Linux on ARM, v2
Saturday, February 7th, 2009ARM and Movial released a second version of the ARM Linux Internet Platform (ALIP). ALIP is a stable software stack including most of the GNOME Mobile stack. It’s not a full distribution including hundreds of applications like OpenEmbedded but it’s meant to provide a solid software stack for easily creating your own embedded project for any ARM based hardware.
ALIP is designed to integrate a hardware specific BSP, including proprietary BSPs, with a generic Linux software stack (e.g. GNOME Mobile) providing a straightforward way of creating a base for a new product.
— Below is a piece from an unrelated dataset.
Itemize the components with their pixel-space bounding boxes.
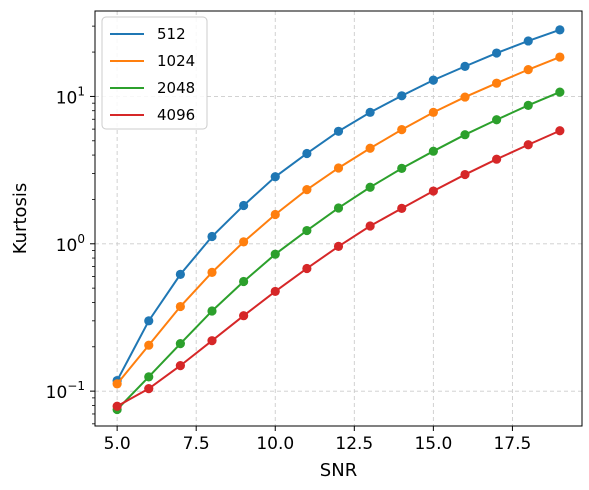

The UI and application layer is expected to be product specific and ALIP includes only a simple Matchbox based desktop environment.
The changes from the first release are listed thoroughly on the generic-2 release notes but here’s a list of the biggest changes:
- C library is now compiled for the target hardware instead of
taking it from the Scratchbox’ toolchain as-is. - example-project was renamed to alip-project.
- Official support for Beagle board.
- Reference BSPs for Beagle board and OMAP3 EVM
- Up-to-date software components (aligned with X.Org 7.4 and GMAE 2.24.3).
- Better support for 3rd party multimedia codecs.
- More meaningful component suites.
- X.Org driver with XV extension for OMAP based hardwares.
Kaze’s (similar to alip-project but using XFCE instead of Matchbox) master branch is already updated to match the new generic-2 release but it’s not branched for stable release yet.